Reputation: 324
I have around 34 million rows, each with 23 columns in the store_sales
table in the tpc-ds dataset .
I have a composite primary key
of columns ss_item_sk
and ss_ticket_number
.
Upon running the query SELECT count(DISTINCT <primary key>) ..
I'm able to see that it outputs the total number of rows present in the table.

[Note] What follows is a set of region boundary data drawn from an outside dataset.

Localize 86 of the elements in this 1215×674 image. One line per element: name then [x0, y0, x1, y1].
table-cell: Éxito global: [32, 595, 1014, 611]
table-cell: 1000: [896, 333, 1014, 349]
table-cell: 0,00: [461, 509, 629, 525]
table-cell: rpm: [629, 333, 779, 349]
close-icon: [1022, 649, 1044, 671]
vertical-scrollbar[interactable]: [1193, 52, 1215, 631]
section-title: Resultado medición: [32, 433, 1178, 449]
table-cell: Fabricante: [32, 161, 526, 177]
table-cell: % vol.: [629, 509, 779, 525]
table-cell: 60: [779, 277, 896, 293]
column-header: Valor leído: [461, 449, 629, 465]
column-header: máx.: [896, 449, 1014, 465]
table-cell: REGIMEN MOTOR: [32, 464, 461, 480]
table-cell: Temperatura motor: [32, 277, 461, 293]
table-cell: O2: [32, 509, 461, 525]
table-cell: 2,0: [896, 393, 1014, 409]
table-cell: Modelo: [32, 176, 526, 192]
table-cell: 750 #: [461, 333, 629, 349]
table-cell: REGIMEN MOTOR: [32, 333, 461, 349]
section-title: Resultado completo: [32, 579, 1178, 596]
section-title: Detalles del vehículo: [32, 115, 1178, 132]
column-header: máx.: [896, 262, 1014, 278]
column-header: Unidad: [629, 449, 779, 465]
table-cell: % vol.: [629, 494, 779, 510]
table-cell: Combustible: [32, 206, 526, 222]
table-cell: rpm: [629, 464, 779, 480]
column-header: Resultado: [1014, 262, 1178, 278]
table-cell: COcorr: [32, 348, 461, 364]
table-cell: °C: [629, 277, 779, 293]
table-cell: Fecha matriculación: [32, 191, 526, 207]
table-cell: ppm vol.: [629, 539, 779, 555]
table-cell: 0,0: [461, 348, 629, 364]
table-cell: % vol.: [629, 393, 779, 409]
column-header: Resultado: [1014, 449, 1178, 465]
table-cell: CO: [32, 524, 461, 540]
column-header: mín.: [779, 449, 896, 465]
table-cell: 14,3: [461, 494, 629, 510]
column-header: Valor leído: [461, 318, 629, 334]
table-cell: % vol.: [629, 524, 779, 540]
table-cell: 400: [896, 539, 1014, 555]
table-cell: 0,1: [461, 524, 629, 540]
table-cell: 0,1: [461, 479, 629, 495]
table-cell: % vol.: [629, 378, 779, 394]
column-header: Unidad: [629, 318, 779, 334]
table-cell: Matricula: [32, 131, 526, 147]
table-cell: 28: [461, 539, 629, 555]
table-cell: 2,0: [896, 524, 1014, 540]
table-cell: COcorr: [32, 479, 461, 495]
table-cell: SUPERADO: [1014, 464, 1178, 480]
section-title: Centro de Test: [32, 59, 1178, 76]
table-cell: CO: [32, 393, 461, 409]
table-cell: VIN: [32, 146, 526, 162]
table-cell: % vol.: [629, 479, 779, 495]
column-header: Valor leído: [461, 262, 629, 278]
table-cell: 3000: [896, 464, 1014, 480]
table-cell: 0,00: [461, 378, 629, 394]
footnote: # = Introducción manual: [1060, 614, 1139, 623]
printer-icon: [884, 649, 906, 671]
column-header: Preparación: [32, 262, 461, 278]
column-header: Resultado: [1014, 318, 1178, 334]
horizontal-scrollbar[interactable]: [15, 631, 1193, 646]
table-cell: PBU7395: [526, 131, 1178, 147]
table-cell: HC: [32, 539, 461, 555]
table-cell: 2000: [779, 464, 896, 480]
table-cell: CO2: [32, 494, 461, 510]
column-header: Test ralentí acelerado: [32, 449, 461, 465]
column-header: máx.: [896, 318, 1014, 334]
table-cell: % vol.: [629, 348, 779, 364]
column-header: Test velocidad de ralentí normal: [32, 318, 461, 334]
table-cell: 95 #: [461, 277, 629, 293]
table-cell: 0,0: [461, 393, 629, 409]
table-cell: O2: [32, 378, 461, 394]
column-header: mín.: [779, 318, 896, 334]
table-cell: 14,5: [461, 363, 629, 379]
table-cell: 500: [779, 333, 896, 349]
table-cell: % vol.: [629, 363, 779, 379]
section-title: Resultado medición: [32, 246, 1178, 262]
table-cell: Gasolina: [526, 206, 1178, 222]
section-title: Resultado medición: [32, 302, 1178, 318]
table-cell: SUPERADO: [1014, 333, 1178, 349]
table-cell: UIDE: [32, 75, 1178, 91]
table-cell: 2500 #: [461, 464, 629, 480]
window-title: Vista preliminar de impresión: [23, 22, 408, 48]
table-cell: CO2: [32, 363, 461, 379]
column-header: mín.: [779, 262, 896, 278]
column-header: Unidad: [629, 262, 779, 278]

Now I add another column along with the primary key
, namely ss_sold_date_sk
.
After this, if I run the count
query, I get fewer number of rows being printed than before. Can someone explain to me, via example, why this could happen?
TL;DR
When does adding a column to a composite primary key ever stop making it unique?
Upvotes: 1
Views: 185
Reputation: 44951
create table mytable (c1 string,c2 string);
insert into mytable values ('A','A'),('B',null),('C',null);
select count(distinct c1) as count_distinct from mytable;
+----------------+
| count_distinct |
+----------------+
| 3 |
+----------------+
As Expected - 3 distinct values - 'A','B' and 'C'
select count(distinct concat(c1,c2)) as count_distinct from mytable;
+----------------+
| count_distinct |
+----------------+
| 1 |
+----------------+
As expected. Why? - see next query
select c1,c2,concat(c1,c2) as concat_c1_c2 from mytable;
+----+------+--------------+
| c1 | c2 | concat_c1_c2 |
+----+------+--------------+
| A | A | AA |
| B | NULL | NULL |
| C | NULL | NULL |
+----+------+--------------+
Concatenation with NULL yields NULL
select count(distinct c1,c2) as count_distinct from mytable;
+----------------+
| count_distinct |
+----------------+
| 1 |
+----------------+
BUG!!
Here is a work-around the bug:
select count(distinct struct(c1,c2)) as count_distinct from mytable;
+----------------+
| count_distinct |
+----------------+
| 3 |
+----------------+
Upvotes: 2